Chicken Pineapple Paleo Stir-Fry

Chicken Pineapple Paleo Stir-Fry Chicken Pineapple Paleo Stir-Fry
 

When making this recipe, I found that making the spicy pineapple sauce a day in advance as the flavours really have time to bind together. It also cuts down on preparation time having a jar of the sauce already made. The recipe for the spicy pineapple sauce makes 4 cups, only 1 cup is needed for the entire recipe. While making sure to properly store the other 3 cups of leftover sauce for another dinner.
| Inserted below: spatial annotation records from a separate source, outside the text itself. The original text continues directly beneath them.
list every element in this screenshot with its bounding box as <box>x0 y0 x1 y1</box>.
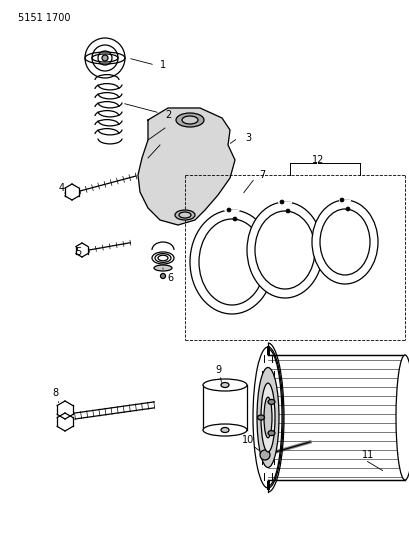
Circle shape <box>160 273 165 279</box>
Text: 11: 11 <box>361 450 373 460</box>
Text: 1: 1 <box>160 60 166 70</box>
Ellipse shape <box>246 202 322 298</box>
Circle shape <box>102 55 108 61</box>
Ellipse shape <box>263 397 271 438</box>
Ellipse shape <box>319 209 369 275</box>
Text: 8: 8 <box>52 388 58 398</box>
Ellipse shape <box>175 113 204 127</box>
Ellipse shape <box>189 210 273 314</box>
Ellipse shape <box>395 355 409 480</box>
Text: 7: 7 <box>258 170 265 180</box>
Text: 5: 5 <box>75 247 81 257</box>
Circle shape <box>259 450 270 460</box>
Ellipse shape <box>154 265 172 271</box>
Ellipse shape <box>182 116 198 124</box>
Ellipse shape <box>220 427 229 432</box>
Polygon shape <box>224 210 239 211</box>
Ellipse shape <box>198 219 264 305</box>
Ellipse shape <box>267 431 274 435</box>
Ellipse shape <box>202 379 246 391</box>
Circle shape <box>232 217 236 221</box>
Circle shape <box>339 198 343 202</box>
Text: 3: 3 <box>244 133 250 143</box>
Ellipse shape <box>179 212 191 218</box>
Text: 4: 4 <box>59 183 65 193</box>
Ellipse shape <box>267 399 274 405</box>
Ellipse shape <box>220 383 229 387</box>
Ellipse shape <box>175 210 195 220</box>
Ellipse shape <box>311 200 377 284</box>
Circle shape <box>227 208 230 212</box>
Ellipse shape <box>202 424 246 436</box>
Text: 9: 9 <box>214 365 220 375</box>
Circle shape <box>279 200 283 204</box>
Text: 10: 10 <box>241 435 254 445</box>
Text: 12: 12 <box>311 155 324 165</box>
Text: 2: 2 <box>164 110 171 120</box>
Ellipse shape <box>257 415 264 420</box>
Circle shape <box>285 209 289 213</box>
Circle shape <box>345 207 349 211</box>
Ellipse shape <box>261 383 274 452</box>
Text: 6: 6 <box>166 273 173 283</box>
Polygon shape <box>278 202 291 203</box>
Ellipse shape <box>254 211 314 289</box>
Text: 5151 1700: 5151 1700 <box>18 13 70 23</box>
Polygon shape <box>138 108 234 225</box>
Ellipse shape <box>256 367 278 467</box>
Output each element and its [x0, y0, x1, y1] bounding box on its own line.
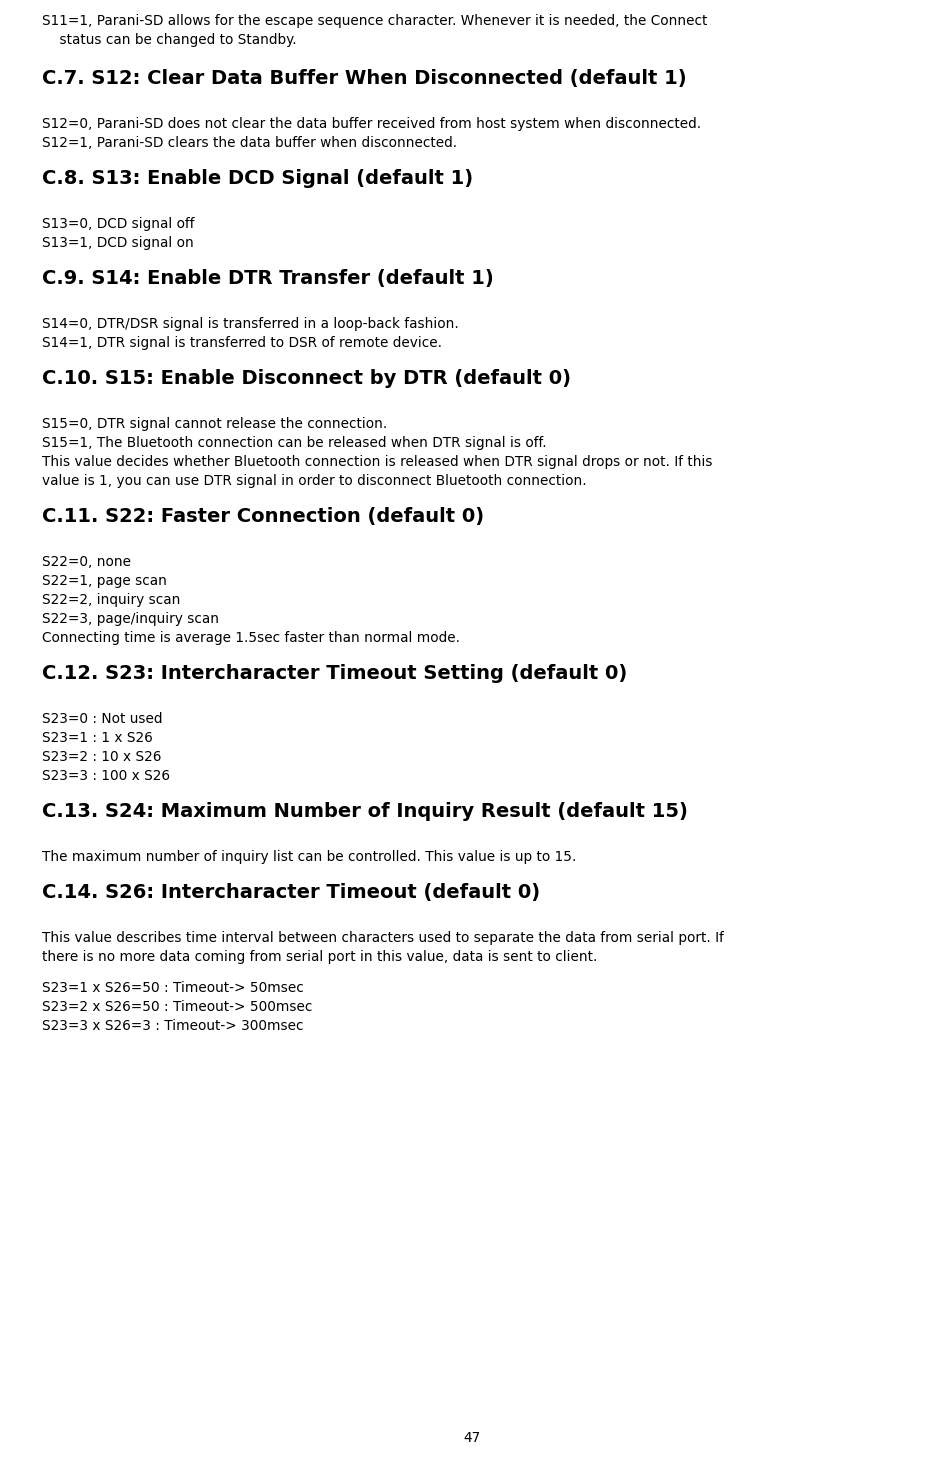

This sauce also pairs excellently with other meats for instance pork tenderloin wrapped in tin foil with a very generous cup of the sauce roasting on the bbq, absolutely delicious as well. That is just one other idea that the sauce itself can be used with, now for this entire recipe of Chicken Pineapple Paleo Stir-Fry it can be served on a bed of cauliflower rice, zucchini noodles, spaghetti squash noodles, or as it is served with a side of vegetables and a salad.


 

Ingredients:
1 lb. skinless boneless chicken breast, cut into chunks
1 large green bell pepper, chopped
1 large onion, chopped
1 lb pineapples cubes
2 tbsp. coconut oil, olive oil, ghee
Sea salt and freshly ground black pepper

Spicy pineapple sauce:
1 lb pineapples cubes
1 small onion, cubed
1 carrot, roughly chopped
2 garlic cloves
The zest and juice of 1 lime
½ oz. fresh ginger, roughly chopped
½ tsp. ground ginger
½ tsp. cumin
¼ tsp. cinnamon
¼ cup fresh pineapple juice
½ cup of white wine vinegar
Sea salt and freshly ground black pepper
Optional:
4 chili peppers

Directions:

  1. Place all the ingredients for the sauce in a food processor, except for the white wine vinegar, and process until you get a smooth sauce.
  2. Add the sauce to a pot with the vinegar and cook on a medium heat for 15 minutes.
  3. Pour the sauce into bottles or glass jars, and place in a water bath of simmering water for 10 minutes.
  4. In a skillet placed over a medium-high heat, preheat the cooking fat. Then add the chicken cubes and cook for 10 minutes, or until the chicken is no longer pink.
  5. Remove the chicken from the skillet and set aside. Add the pineapple cubes, the green bell peppers and the onions. Cook for 5 minutes, just enough so the vegetables are still nice and crisp.
  6. Add the pineapple sauce to the mixture and bring to a boil. Simmer for about 4 minutes.
  7. Bring the chicken back to the skillet, combine it all together and cook for another 3 minutes, making sure everything is warm.
  8. If you find the sauce a bit too spicy, you can always add some pineapple juice. Season to taste and serve.